Disciple d’Epicure, mais d’Epicure appris et compris dans Lucrèce, Frédéric, patient, constant, stoïque et mesuré, se donne pour idéal l’homme luttant contre la destinée et supérieur à sa destinée ; il construit des machines souterraines et subtiles, il ne vise point à emmagasiner la foudre et la tempête ; il proportionne ses explosifs à la force de ses canons : rien en lui de Prométhée. Quand le désastre le menace, c’est le suicide raisonné et apaisé de Caton qu’il envisage, non la chute titanesque et le plongeon dans l’abîme. Contraint de surprendre la fortune, de créer les occasions, de tourner les difficultés, général d’une armée de mercenaires, roi indigent d’un peuple sans génie, il a toujours navigué dans les passes périlleuses et s’est habitué, dès sa jeunesse, à ne compter que sur lui-même. Bonaparte a été, du premier coup, emporté par le courant, et ce courant est le plus véhément et le plus riche de puissance humaine que jamais l’histoire ait vu se déchaîner : c’est la Révolution française répandant dans toute une nation exaltée et généreuse les passions, les ambitions, les rêves de grandeur accumulés dans l’Etat par une monarchie de huit siècles, la plus conséquente qui eût été.
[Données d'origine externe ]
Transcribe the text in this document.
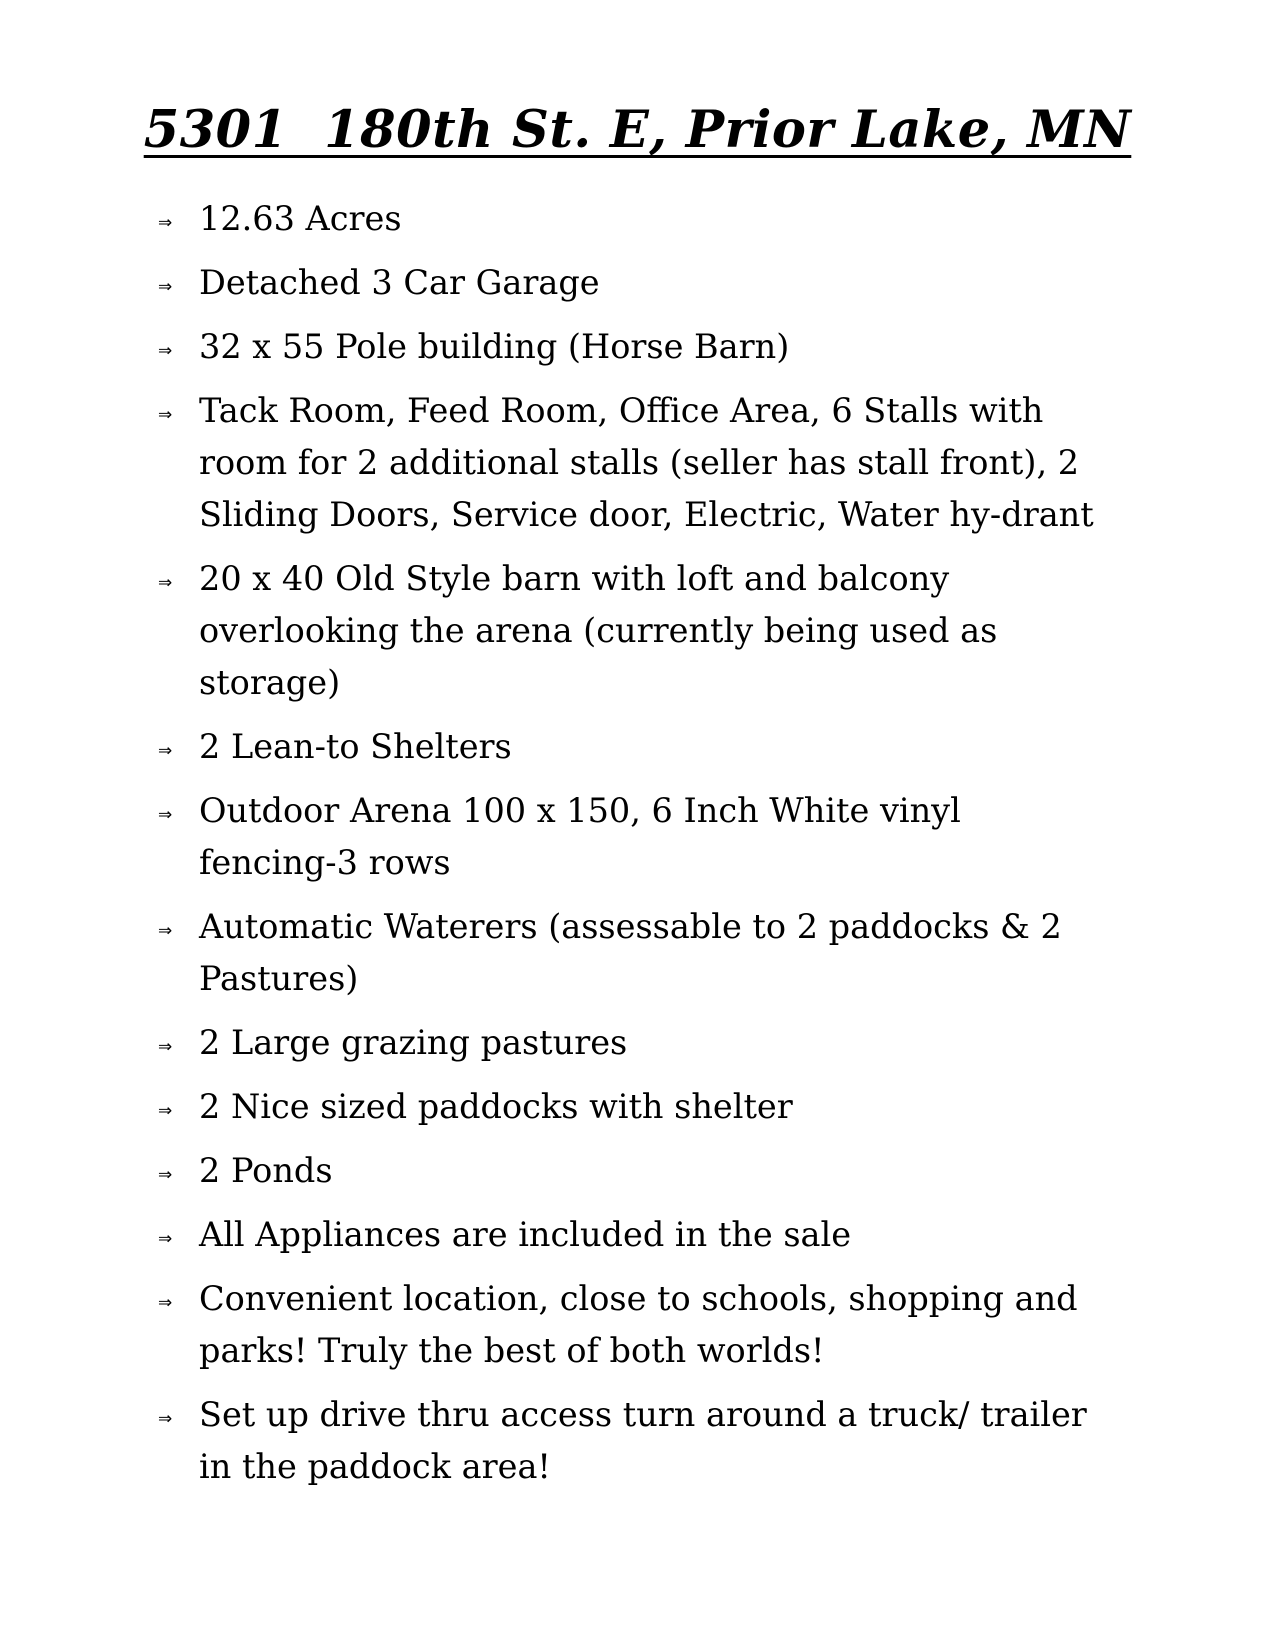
5301  180th St. E, Prior Lake, MN
⇒ 12.63 Acres
⇒ Detached 3 Car Garage
⇒ 32 x 55 Pole building (Horse Barn)
⇒ Tack Room, Feed Room, Office Area, 6 Stalls with room for 2 additional stalls (seller has stall front), 2 Sliding Doors, Service door, Electric, Water hy-drant
⇒ 20 x 40 Old Style barn with loft and balcony overlooking the arena (currently being used as storage)
⇒ 2 Lean-to Shelters
⇒ Outdoor Arena 100 x 150, 6 Inch White vinyl fencing-3 rows
⇒ Automatic Waterers (assessable to 2 paddocks & 2 Pastures)
⇒ 2 Large grazing pastures
⇒ 2 Nice sized paddocks with shelter
⇒ 2 Ponds
⇒ All Appliances are included in the sale
⇒ Convenient location, close to schools, shopping and parks! Truly the best of both worlds!
⇒ Set up drive thru access turn around a truck/ trailer in the paddock area!
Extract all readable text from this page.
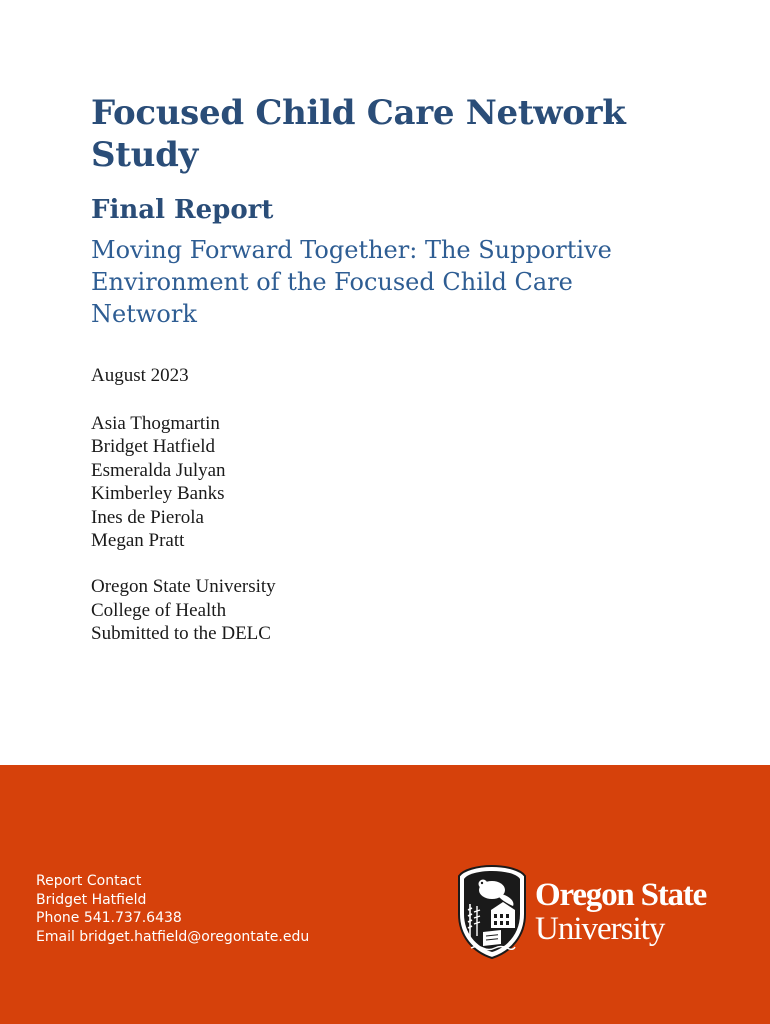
Focused Child Care Network Study
Final Report

Moving Forward Together: The Supportive Environment of the Focused Child Care Network

August 2023

Asia Thogmartin
Bridget Hatfield
Esmeralda Julyan
Kimberley Banks
Ines de Pierola
Megan Pratt
Oregon State University
College of Health
Submitted to the DELC
Report Contact
Bridget Hatfield
Phone 541.737.6438
Email bridget.hatfield@oregontate.edu
Oregon State
University
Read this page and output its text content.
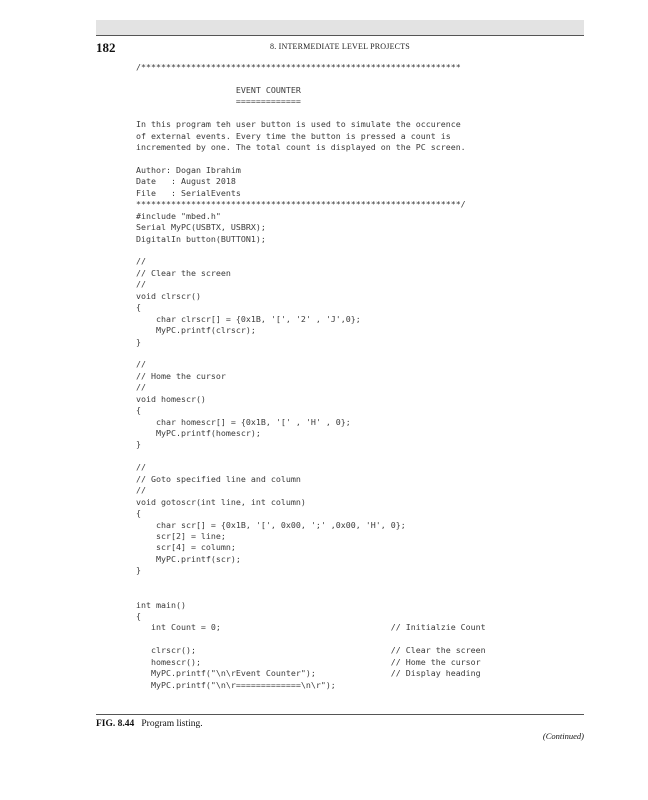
182	8. INTERMEDIATE LEVEL PROJECTS
/****************************************************************
EVENT COUNTER
=============
In this program teh user button is used to simulate the occurence
of external events. Every time the button is pressed a count is
incremented by one. The total count is displayed on the PC screen.
Author: Dogan Ibrahim
Date   : August 2018
File   : SerialEvents
*****************************************************************/
#include "mbed.h"
Serial MyPC(USBTX, USBRX);
DigitalIn button(BUTTON1);
//
// Clear the screen
//
void clrscr()
{
char clrscr[] = {0x1B, '[', '2' , 'J',0};
MyPC.printf(clrscr);
}
//
// Home the cursor
//
void homescr()
{
char homescr[] = {0x1B, '[' , 'H' , 0};
MyPC.printf(homescr);
}
//
// Goto specified line and column
//
void gotoscr(int line, int column)
{
char scr[] = {0x1B, '[', 0x00, ';' ,0x00, 'H', 0};
scr[2] = line;
scr[4] = column;
MyPC.printf(scr);
}
int main()
{
int Count = 0;                                  // Initialzie Count
clrscr();                                       // Clear the screen
homescr();                                      // Home the cursor
MyPC.printf("\n\rEvent Counter");               // Display heading
MyPC.printf("\n\r=============\n\r");
FIG. 8.44 Program listing.
(Continued)
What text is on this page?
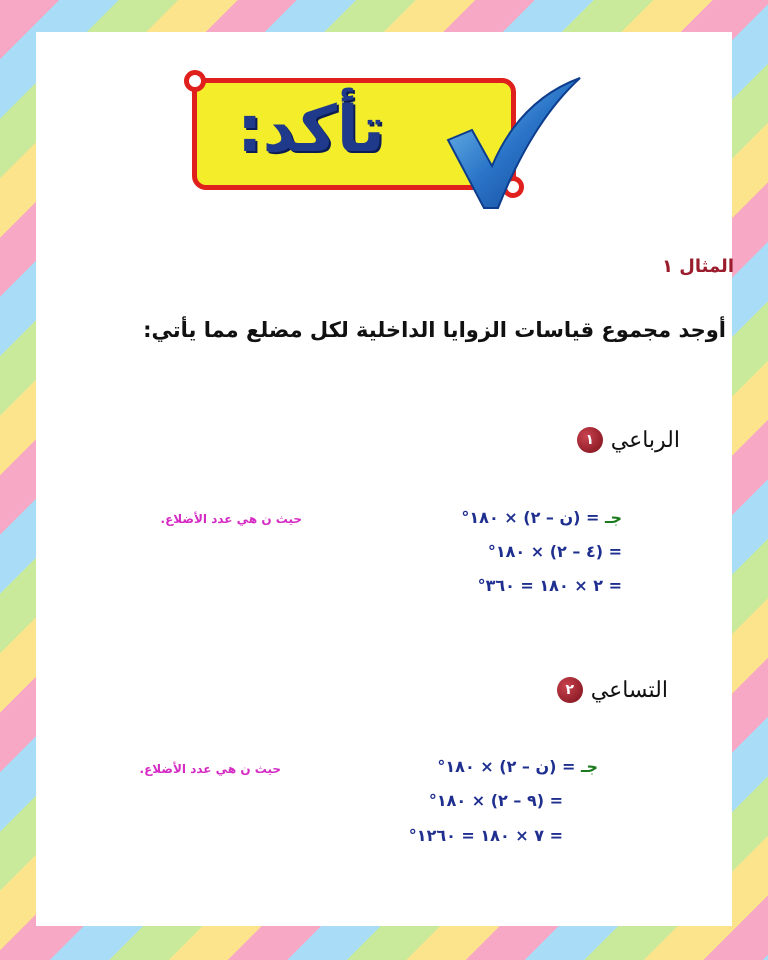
تأكد:
المثال ١
أوجد مجموع قياسات الزوايا الداخلية لكل مضلع مما يأتي:
١ الرباعي
حيث ن هي عدد الأضلاع.	جـ = (ن – ٢) × ١٨٠°
= (٤ – ٢) × ١٨٠°
= ٢ × ١٨٠ = ٣٦٠°
٢ التساعي
حيث ن هي عدد الأضلاع.	جـ = (ن – ٢) × ١٨٠°
= (٩ – ٢) × ١٨٠°
= ٧ × ١٨٠ = ١٢٦٠°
Cette France en fièvre de croissance, ces armées enthousiastes, voilà ce qui fait Bonaparte, par quoi il est tout, sans quoi, malgré son génie, il ne serait qu’un prodigieux et impuissant isolé. Tant que le flux le pousse, il avance triomphalement ; lorsque le flot s’arrête, il se sent sombrer. Il le sait, il l’a éprouvé déjà, aux tournans de sa campagne d’Italie, comme il l’éprouvera aux autres tournans de sa vie. Dans

  1. Rien de plus intéressant que de suivre parallèlement la formation du génie de Bonaparte et celle du génie de Frédéric à travers les épreuves de leur jeunesse : la souffrance, la méditation, la solitude, la lutte, le travail acharné. Voir les belles études de M. Ernest Lavisse : la Jeunesse du grand Frédéric, le Grand Frédéric avant l’avènement.